– Такая мысль мне никогда бы не пришла в голову!
Открытое и добродушное лицо поэта внезапно омрачилось, словно веселый итальянский пейзаж, когда неожиданно набежавший порыв сердитого ветра нагоняет облака на солнце.
– Итак, Гренгуар, что вы скажете об этом плане?
– Скажу, учитель, что меня повесят не «может быть», а вне всякого сомнения.
– Это нас не касается.
– Черт возьми! – сказал Гренгуар.
– Она спасла вам жизнь.
Вы только уплатите долг.
– У меня много других долгов, которых я не плачу.
– Мэтр Пьер! Это необходимо.
Архидьякон говорил повелительно.
– Послушайте, отец Клод! – заговорил оторопевший поэт. – Вы настаиваете, но вы не правы.
Я не вижу, почему я должен дать себя повесить вместо другого.
– Да что вас так привязывает к жизни?
– Многое!
– Что же именно, позвольте вас спросить?
– Что именно?..
Воздух, небо, утро, вечер, сияние луны, мои добрые приятели бродяги, веселые перебранки с девками, изучение дивных архитектурных памятников Парижа, три объемистых сочинения, которые я должен написать, – одно из них направлено против епископа и его мельниц. Да мало ли что!
Анаксагор говорил, что живет на свете, чтоб любоваться солнцем.
И потом, я имею счастье проводить время с утра и до вечера в обществе гениального человека, то есть с самим собой, а это очень приятно.

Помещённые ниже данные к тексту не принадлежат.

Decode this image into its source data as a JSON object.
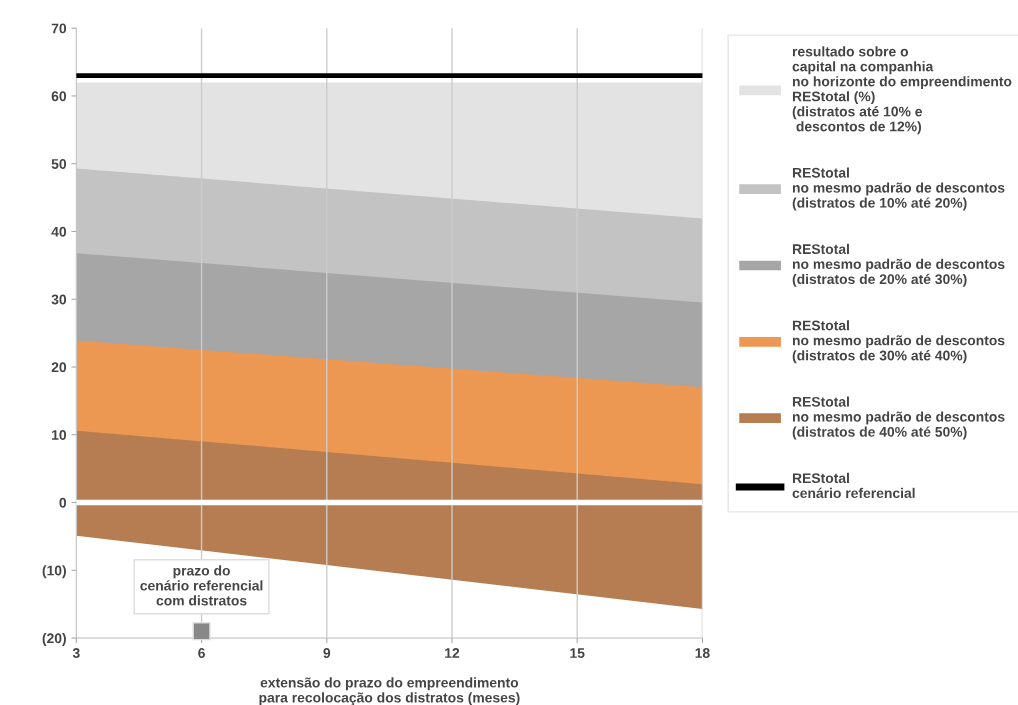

– Пустозвон! – пробурчал архидьякон. – Скажи, однако, кто тебе сохранил эту жизнь, которую ты находишь очень приятной?
Кому ты обязан тем, что дышишь воздухом, что любуешься небом, что еще имеешь возможность тешить свой птичий ум всякими бреднями и дурачествами?
Где бы ты был без Эсмеральды?
И ты хочешь, чтобы она умерла! Она, благодаря которой ты жив! Ты хочешь смерти этого прелестного, кроткого, пленительного создания, без которого померкнет дневной свет! Еще более божественного, чем сам господь бог! А ты, полумудрец-полубезумец, ты, черновой набросок чего-то, нечто вроде растения, воображающего, что оно движется и мыслит, ты будешь пользоваться жизнью, которую украл у нее, – жизнью, столь же бесполезной, как свеча, зажженная в полдень!
Прояви немного жалости, Гренгуар! Будь в свою очередь великодушен. Она показала тебе пример.
Священник говорил с жаром.
Гренгуар слушал сначала безучастно, потом растрогался, и наконец мертвенно-бледное лицо его исказилось гримасой, придавшей ему сходство с новорожденным, у которого схватил живот.
– Вы красноречивы! – проговорил он, отирая слезу. – Хорошо!
Я подумаю.
Ну и странная же мысль пришла вам в голову! Впрочем, – помолчав, продолжал он, – кто знает? Может быть, они меня и не повесят.
Не всегда женится тот, кто обручился.
Когда они меня найдут в этом убежище столь нелепо выряженным, в юбке и чепчике, быть может, они расхохочутся.
А потом, если они меня даже и вздернут, ну так что же!
Смерть от веревки такая же смерть, как и всякая другая, или, вернее, не похожая на всякую другую. Это смерть, достойная мудреца, который всю жизнь колебался; она – ни рыба ни мясо, подобно уму истинного скептика; это смерть, носящая на себе отпечаток пирронизма и нерешительности, занимающая середину между небом и землею и оставляющая вас висеть в воздухе.
Это смерть философа, для которой я, может статься, был предназначен.
Хорошо умереть так, как жил!
Священник перебил его:
– Итак, решено?
– Да и что такое смерть в конце концов? – с увлечением продолжал Гренгуар. – Неприятное мгновение, дорожная пошлина, переход из ничтожества в небытие.
Некто спросил мегалополийца Керкидаса, желает ли он умереть.
«Почему бы нет? – ответил тот. – За гробом я увижу великих людей: Пифагора – среди философов, Гекатея – среди историков, Гомера среди поэтов, Олимпия – среди музыкантов».
Архидьякон протянул ему руку.
– Итак, решено?
Вы придете завтра.
Этот жест вернул Гренгуара к действительности.
– Э нет! – сказал он тоном человека, пробудившегося от сна. – Быть повешенным – это слишком нелепо!
Не хочу!
– В таком случае прощайте! – уходя, архидьякон пробормотал сквозь зубы:
«Я тебя разыщу!»
«Я не хочу, чтобы этот окаянный меня разыскал», – подумал Гренгуар и побежал вслед за Клодом.